A Democratic Party?
Anti-abortion Group Seeks DNC Web Link
The Web site of the Democratic National Committee links Internet users to the sites of 279 political and advocacy organizations, labor unions, religious groups and government agencies.
The list, divided into 28 categories, includes everything from the Willie Valasquez Institute to the Oneida Indian Nation to the National Association of Social Workers.
But the DNC is resisting adding a 280th link.
For almost a year, an organization dedicated to electing Democrats to national, state and local offices has been pressing the national party to add its Web site to the DNC’s list of linkable sites. The problem is, the organization is dedicated to electing Democrats who oppose abortion rights.
So far, the DNC, whose quadrennial platform in 2000 included a plank affirming the party’s support for a woman’s right to have an abortion, has refused to respond to the query by the group known as Democrats for Life of America.
“The request is under review,” is all DNC spokeswoman Deborah DeShong will say.
But Democrats who buck the party orthodoxy on abortion are saying plenty.
“I think that the Democratic Party is the party of inclusion, according to their mission statement — the big tent party,” said Carol Crossed of Rochester, N.Y., president of Democrats for Life of America. “We’ve always embraced a more expansive interpretation of human rights. Surely we can embrace a diversity of opinions on this issue.”
The organization is now turning to high-powered allies for help.
In the past month, Sen. Ben Nelson (D-Neb.) has written to DNC Chairman Terry McAuliffe urging the party to add the Democrats for Life link to its Web site. In addition, 17 House Democrats wrote to McAuliffe defending the anti-abortion-rights group.
In their May 14 letter, the House Members said the DNC’s refusal to add the Web link amounted to “ostracism” of loyal Democrats and contradicted the party’s abortion plank in the 2000 platform, which said in part, “We respect the individual conscience of each American on this difficult issue.”
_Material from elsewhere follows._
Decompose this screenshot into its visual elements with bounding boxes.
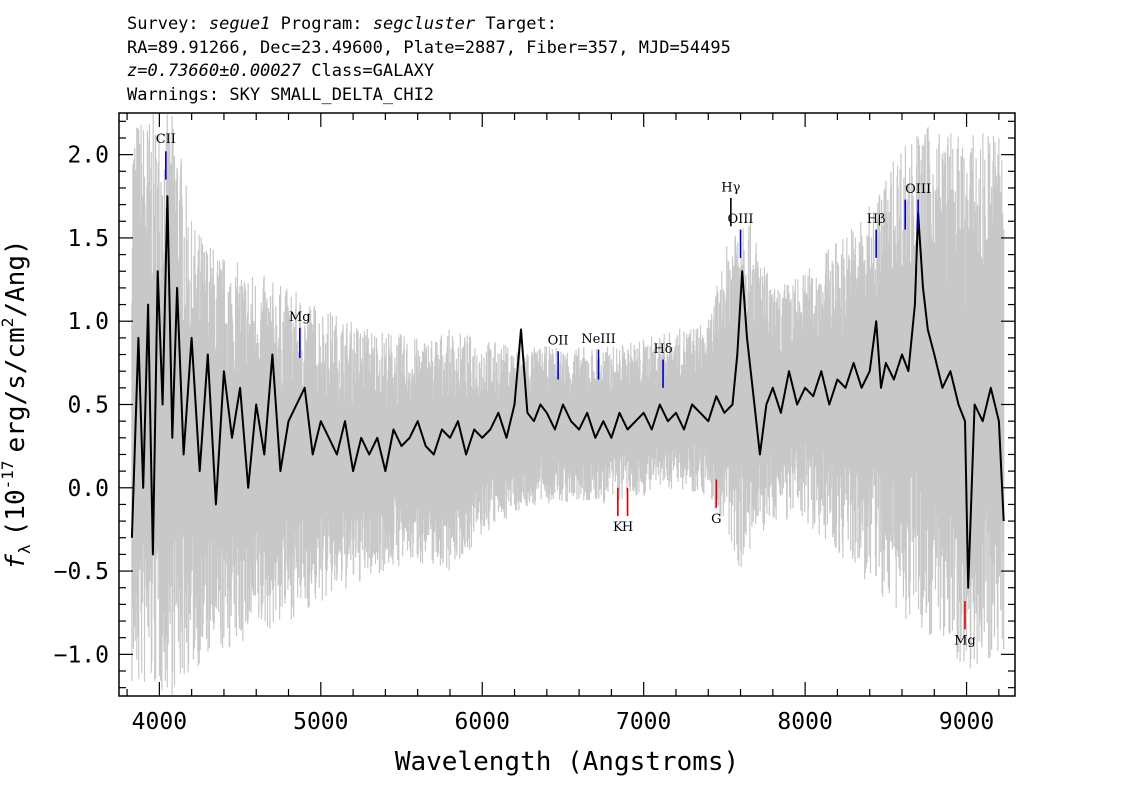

“Actions speak louder than words,” the 17 House lawmakers wrote.
But the DNC apparently does not know how to respond.
In this era of sharply divisive political discourse, abortion rights groups have come to represent one of the Democratic Party’s strongest constituencies — and one of its best sources of fundraising.
The DNC Web site offers links to seven organizations devoted to the support of abortion rights, plus links to 48 women’s groups, most of whom are known to be defenders of abortion rights.
“We weren’t asking them for a change of the platform,” Crossed said. “We were simply asking for an acknowledgment, a recognition.”
Inevitably, she likened the party’s reluctance to include the Web site link to the party’s refusal to let then-Pennsylvania Gov. Bob Casey (D) speak at the 1992 Democratic National Convention about his opposition to abortion. The late former governor, who went to work for anti-abortion-rights organizations after he left office in 1994, has become the patron saint of the anti-abortion wing of the party.
“I love the Democratic Party, but to be quite honest, I was embarrassed about what happened to Bob Casey,” Crossed said.
She argued that the Democrats may have lost Senate races in Missouri, Georgia and Minnesota in 2002 because of the party’s absolutist position on abortion, which, she said, turned off swing voters who might otherwise have been receptive to the party’s positions on other issues.
But a national Democratic strategist with close ties to women’s organizations called that thesis — and the anti-abortion group’s push for a Web link — “a teapot looking for a tempest.”
“It seems to me like this is a fringe group desperately in search of a little publicity here,” the strategist said.